Di saat seperti ini, pikirannya kembali melayang pada Elan.
Pertemuan pertama mereka di kafe kecil, cara Elan mengajak ngobrol tanpa beban, lalu motor yang tiba-tiba mogok di pinggir jalan, hingga obrolan panjang larut malam di teras apartemen Celine.
Anak itu…
Terlalu jujur. Terlalu spontan. Tapi justru itu yang membuatnya… menyentuh.
Namun wajah sang ibu—Amanda—juga masih tertinggal jelas di benaknya. Tatapan penuh penilaian, nada bicara yang meremehkan, dan perintah halus yang tajam: “Lepaskan dia.”
Celine berdiri, berjalan pelan ke dispenser dan menuang air putih ke gelas. Ia menyesapnya sambil berdiri di dekat jendela.
Ponselnya tiba-tiba bergetar di meja.
Nama di layar: Elan
Celine terdiam. Tangannya sempat ragu beberapa detik sebelum ia berjalan kembali dan mengangkat panggilan itu.
“Hallo,” ujarnya singkat.
“Ce…” suara Elan terdengar pelan, berat. “…kamu di kantor?”
“Iya. Baru mau pulang.”
“Aku… bisa ketemu kamu sekarang?”
Celine menghela napas. “Elan, kamu nggak perlu maksa. Aku ngerti kalau kamu—”
“Aku nggak maksa. Tapi aku butuh ketemu kamu. Sekarang.” Suaranya terdengar serius. Tidak seperti biasanya yang ceroboh dan asal bicara.
Celine diam. Lalu akhirnya berkata, “Temui aku di bawah. Lima belas menit.”
Tanpa menunggu jawaban, ia menutup panggilan dan segera mengambil tas serta jas tipisnya. Ia berdiri sejenak di depan cermin kecil dekat pintu, merapikan rambut, lalu keluar dari ruangan.
**
Di lobi gedung kantor yang sudah mulai sepi, Celine menuruni eskalator dan melihat Elan berdiri tak jauh dari pintu keluar. Ia mengenakan hoodie hitam dan celana jeans, kontras dengan suasana profesional sekitar. Tapi yang lebih mencolok adalah wajahnya—lelah, sedikit bingung, namun jelas ingin bicara.
Begitu melihat Celine, Elan melangkah cepat menghampiri.
“Ce, aku minta maaf.”
Celine menatapnya tanpa ekspresi. “Untuk apa?”
“Untuk tadi malam. Untuk hari ini. Untuk Mama. Dia… dia nggak punya hak datang ke kamu begitu.”
Celine menghela napas. “Dia ibumu, Elan. Dan dia cuma melakukan apa yang dia anggap benar.”
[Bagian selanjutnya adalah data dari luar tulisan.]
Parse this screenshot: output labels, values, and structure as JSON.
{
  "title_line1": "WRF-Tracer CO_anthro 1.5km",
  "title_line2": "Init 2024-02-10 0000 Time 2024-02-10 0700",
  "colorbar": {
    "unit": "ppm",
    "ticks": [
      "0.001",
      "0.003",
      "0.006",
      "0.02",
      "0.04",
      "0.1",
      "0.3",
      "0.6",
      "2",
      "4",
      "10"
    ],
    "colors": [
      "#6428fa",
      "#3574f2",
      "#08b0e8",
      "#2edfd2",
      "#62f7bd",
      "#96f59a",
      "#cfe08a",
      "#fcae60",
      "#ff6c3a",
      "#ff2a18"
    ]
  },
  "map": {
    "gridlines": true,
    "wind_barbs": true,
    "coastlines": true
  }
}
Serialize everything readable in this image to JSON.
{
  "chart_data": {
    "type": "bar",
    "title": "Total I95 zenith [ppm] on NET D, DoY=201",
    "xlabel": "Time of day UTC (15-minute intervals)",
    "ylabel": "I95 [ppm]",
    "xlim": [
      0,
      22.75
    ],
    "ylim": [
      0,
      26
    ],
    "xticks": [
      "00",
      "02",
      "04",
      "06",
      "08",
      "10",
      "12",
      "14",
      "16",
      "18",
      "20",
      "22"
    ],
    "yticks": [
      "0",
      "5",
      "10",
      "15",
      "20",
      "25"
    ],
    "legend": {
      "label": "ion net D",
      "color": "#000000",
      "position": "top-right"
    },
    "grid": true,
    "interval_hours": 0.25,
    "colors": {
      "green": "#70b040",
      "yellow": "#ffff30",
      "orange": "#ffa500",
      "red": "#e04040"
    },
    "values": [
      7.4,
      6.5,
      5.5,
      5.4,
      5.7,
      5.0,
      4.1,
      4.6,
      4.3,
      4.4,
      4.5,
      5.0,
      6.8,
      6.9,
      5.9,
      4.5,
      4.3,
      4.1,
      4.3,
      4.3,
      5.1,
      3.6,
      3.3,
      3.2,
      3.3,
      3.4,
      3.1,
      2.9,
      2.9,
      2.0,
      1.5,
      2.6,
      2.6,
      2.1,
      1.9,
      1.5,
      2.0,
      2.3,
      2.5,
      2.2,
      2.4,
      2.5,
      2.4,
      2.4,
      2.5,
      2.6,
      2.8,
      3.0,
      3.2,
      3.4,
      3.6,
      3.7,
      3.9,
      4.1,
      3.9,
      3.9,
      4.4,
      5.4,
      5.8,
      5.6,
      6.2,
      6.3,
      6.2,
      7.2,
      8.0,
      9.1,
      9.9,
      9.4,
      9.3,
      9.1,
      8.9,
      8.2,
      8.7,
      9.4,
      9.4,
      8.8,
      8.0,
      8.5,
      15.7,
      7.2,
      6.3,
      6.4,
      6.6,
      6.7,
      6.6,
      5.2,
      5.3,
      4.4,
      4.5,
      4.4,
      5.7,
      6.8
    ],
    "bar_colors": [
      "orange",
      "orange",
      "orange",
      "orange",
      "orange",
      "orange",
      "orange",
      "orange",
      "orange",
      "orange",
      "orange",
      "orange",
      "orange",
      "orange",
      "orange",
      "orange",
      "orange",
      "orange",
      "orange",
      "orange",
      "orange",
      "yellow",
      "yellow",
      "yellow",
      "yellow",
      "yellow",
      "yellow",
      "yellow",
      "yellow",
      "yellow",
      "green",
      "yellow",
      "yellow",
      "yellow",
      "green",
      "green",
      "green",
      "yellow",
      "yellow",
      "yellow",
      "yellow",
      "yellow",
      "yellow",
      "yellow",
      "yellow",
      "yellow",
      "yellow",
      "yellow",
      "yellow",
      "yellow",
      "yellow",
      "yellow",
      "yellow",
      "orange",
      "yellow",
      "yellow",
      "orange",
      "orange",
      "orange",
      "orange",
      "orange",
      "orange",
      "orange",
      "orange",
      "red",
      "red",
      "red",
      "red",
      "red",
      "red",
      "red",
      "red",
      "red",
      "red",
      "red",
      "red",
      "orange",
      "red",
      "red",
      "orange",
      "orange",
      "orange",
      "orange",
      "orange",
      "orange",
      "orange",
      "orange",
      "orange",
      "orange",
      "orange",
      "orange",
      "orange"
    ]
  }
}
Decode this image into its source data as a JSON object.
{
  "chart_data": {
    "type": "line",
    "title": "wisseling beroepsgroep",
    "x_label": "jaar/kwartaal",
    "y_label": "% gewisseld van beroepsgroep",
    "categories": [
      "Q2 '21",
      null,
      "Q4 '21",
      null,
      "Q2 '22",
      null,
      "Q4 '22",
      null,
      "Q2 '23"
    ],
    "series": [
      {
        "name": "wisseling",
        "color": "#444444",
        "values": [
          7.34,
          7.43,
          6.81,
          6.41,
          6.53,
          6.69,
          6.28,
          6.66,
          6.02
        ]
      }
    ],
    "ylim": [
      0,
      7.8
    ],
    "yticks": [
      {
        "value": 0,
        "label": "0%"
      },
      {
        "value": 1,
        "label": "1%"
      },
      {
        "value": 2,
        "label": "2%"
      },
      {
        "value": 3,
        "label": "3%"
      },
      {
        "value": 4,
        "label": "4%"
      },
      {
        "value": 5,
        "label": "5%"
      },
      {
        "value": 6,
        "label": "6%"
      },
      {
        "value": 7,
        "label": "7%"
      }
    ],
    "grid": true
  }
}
Elan menggeleng, emosinya naik. “Tapi aku juga punya hak memilih jalan hidupku. Kamu tahu nggak, Ce, seumur hidup aku selalu disetirin Mama. Bahkan waktu milih kuliah. Tapi kamu…” Elan menatap matanya, dalam. “…kamu bikin aku pengen jadi laki-laki yang mutusin hidupnya sendiri.”
Celine menahan napas.
“Aku nggak peduli dia siapa. Aku tahu ini mungkin nggak mudah buat kamu, tapi aku serius, Ce. Aku pengen terus deket sama kamu. Aku pengen buktiin kalau aku nggak main-main.”
Celine terdiam. Hatinya bergejolak, tapi wajahnya tetap tenang.
“Elan…” suaranya lirih, “…kalau kamu memang serius, kamu harus siap. Bukan cuma soal aku dan kamu. Tapi juga tentang menghadapi keluargamu, gosip, penilaian orang. Ini nggak akan mudah.”
Elan tersenyum kecil. “Aku nggak cari yang mudah. Aku cari yang nyata.”
Dan di tengah sore yang mulai meredup, di antara keramaian jalanan dan gedung tinggi, Celine untuk pertama kalinya tak sanggup berkata apa-apa lagi.
Karena mungkin… untuk pertama kalinya juga, ia percaya,
berondong ini benar-benar siap jatuh cinta, dengan cara yang paling dewasa.